This week, I witnessed history, of some sort. Last Saturday, Coal Chamber, a somewhat famous nu-metal band from the ’90s were playing their first concert in Toronto in exactly 13 years. What with nu-metal being practically dead, it was good to have felt like I was actually in the ’90s, if only for an hour and a half. That also brings another question, if Coal Chamber have been broken up for so long, can they still sound good? Yes. But first, let’s take a look at the opening acts.
The night begins with a local metalcore band from Bowmanville, Ont., In The Act of Violence. A strange choice for an opening act, who fail to really get the night started. It was like starting off a party by taking attendance. The basic chugging from the guitarist and perfect synch with the bassist doesn’t give me any space to want to be interested in their music, let alone the fact that their singer simply can’t sing. He growls more than he sings, but even the songs that include semi-soft singing bits are simply poor, bland and honestly off-key. No energy to start off the night. . . .
That is until Stolen Babies come onstage. The acid-trip of a mini circus that is Stolen Babies start off the night with a bizarre blend of heavy metal, gothic metal and, as you may have guessed, creepy circus music. I wasn’t expecting what Stolen Babies had in store at all, between the beautiful accordion and vocals parts given by the singer and the phenomenal bass grooves which eventually sound like he’s trying to make his bass explode; they really gave some good energy and essence to the night.
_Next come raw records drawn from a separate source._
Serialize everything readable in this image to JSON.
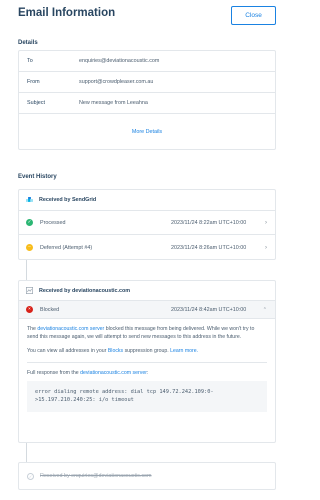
{
  "header": {
    "title": "Email Information",
    "close_label": "Close"
  },
  "details": {
    "section_label": "Details",
    "rows": [
      {
        "label": "To",
        "value": "enquiries@deviationacoustic.com"
      },
      {
        "label": "From",
        "value": "support@crowdpleaser.com.au"
      },
      {
        "label": "Subject",
        "value": "New message from Leeahna"
      }
    ],
    "more_label": "More Details"
  },
  "event_history": {
    "section_label": "Event History",
    "sendgrid": {
      "title": "Received by SendGrid",
      "events": [
        {
          "name": "Processed",
          "time": "2023/11/24 8:22am UTC+10:00",
          "status": "success",
          "status_color": "#2bb673"
        },
        {
          "name": "Deferred (Attempt #4)",
          "time": "2023/11/24 8:26am UTC+10:00",
          "status": "warning",
          "status_color": "#f8bd1c"
        }
      ]
    },
    "recipient": {
      "title": "Received by deviationacoustic.com",
      "blocked": {
        "name": "Blocked",
        "time": "2023/11/24 8:42am UTC+10:00",
        "status_color": "#d8221a"
      },
      "message_pre": "The ",
      "server_link": "deviationacoustic.com server",
      "message_post": " blocked this message from being delivered. While we won't try to send this message again, we will attempt to send new messages to this address in the future.",
      "view_pre": "You can view all addresses in your ",
      "blocks_link": "Blocks",
      "view_mid": " suppression group. ",
      "learn_more": "Learn more.",
      "response_pre": "Full response from the ",
      "response_link": "deviationacoustic.com server",
      "response_post": ":",
      "response_line1": "error dialing remote address: dial tcp 149.72.242.109:0-",
      "response_line2": ">15.197.210.240:25: i/o timeout"
    },
    "pending": {
      "label": "Received by enquiries@deviationacoustic.com"
    }
  },
  "colors": {
    "accent": "#1a82e2",
    "text": "#294661",
    "border": "#e3e7eb"
  }
}
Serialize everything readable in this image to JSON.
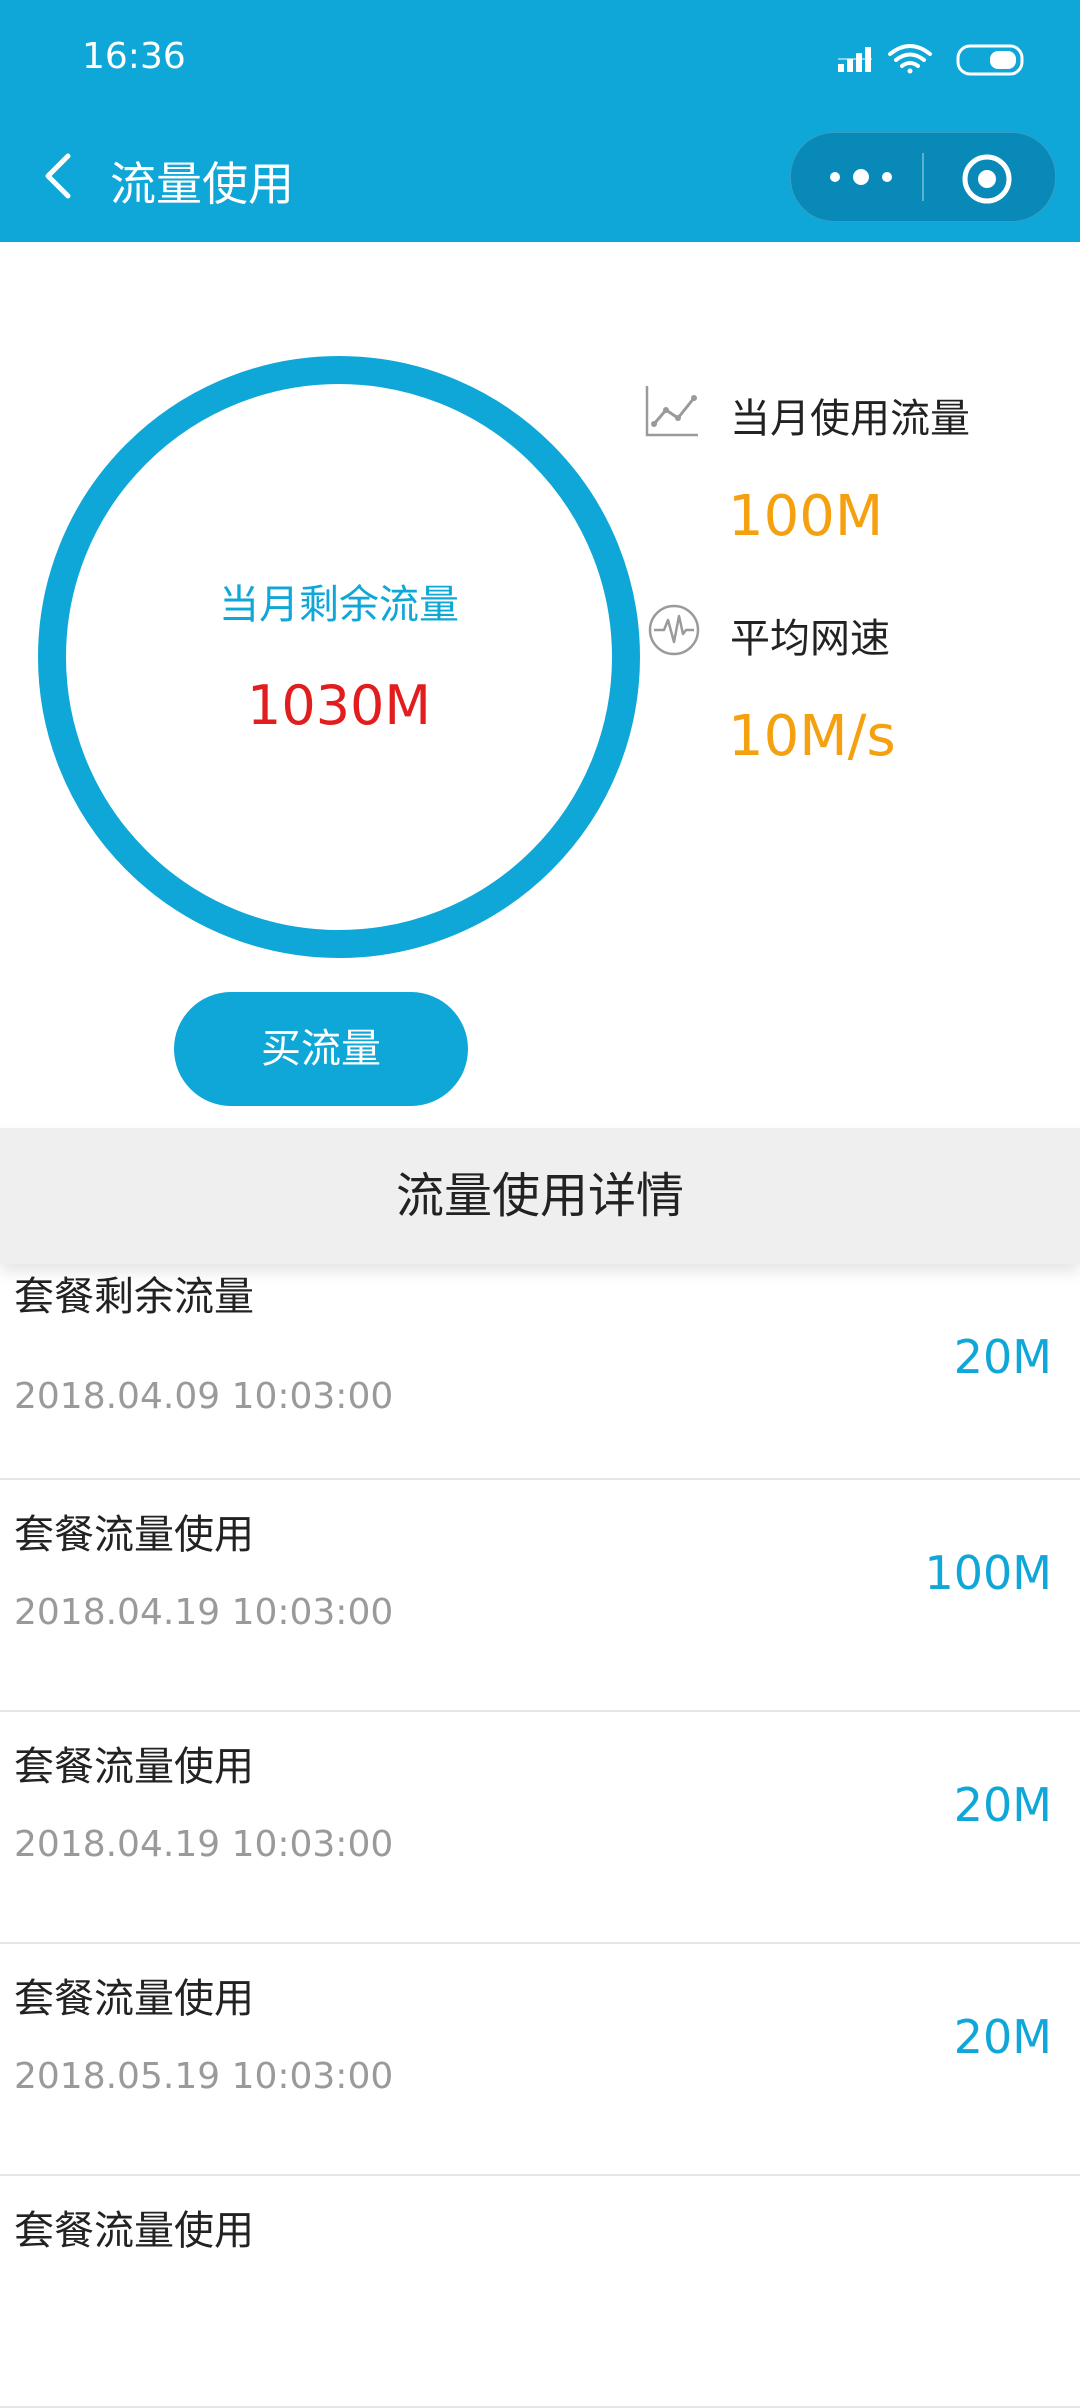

The night’s finally starting to pick up pace when the firsts big name shows up, Italy’s goth-metal giants Lacuna Coil. A great performance with lots of energy and crowd appeal, possibly because their female singer, Christina Scabbia, is drop-dead gorgeous. Though the one overlaying flaw is that Lacuna Coil lacked a bassist, though there was a track instead. Now, I don’t think it was awful to simply have a track, at least the backbone wasn’t left blank, but it gets to me when a band lacks the real essence of their heaviness playing live with them. Songs like ‘Trip the Darkness’ and the finale, ‘Intoxicated’, really lost a lot of momentum without a live bassist. Granted, having two 7-string guitars can somewhat make up for it. . . Not.
Finally, the curtains close to the theme of Halloween as Coal Chamber prepares backstage for quite a hungry audience. The strange sounds start and everyone knows what’s coming up next. When the curtains open, a collective jump and mosh starts as the band opens with their first single ever, ‘Loco’.
Dez Fafara, singer of Coal Chamber, looks surprisingly happy to be back onstage with the old band; this surprised me considering he’s been doing very well with DevilDriver for the past decade, but I suppose we all get tired of the new and want the old back sometimes. And, boy, did he prove that. Going berserk to all his old songs like ‘Big Truck’, ‘Dark Days’, and a phenomenal encore performance of everyone’s favourite, ‘Sway’, with a collective chant rumbling through the house: “The roof, the roof, the roof is on FIRE! We don’t need no water; let the motherf*cker burn, BURN!”
Ah, it’s still ringing in my head, a fantastic performance which made up for the 13-year absence.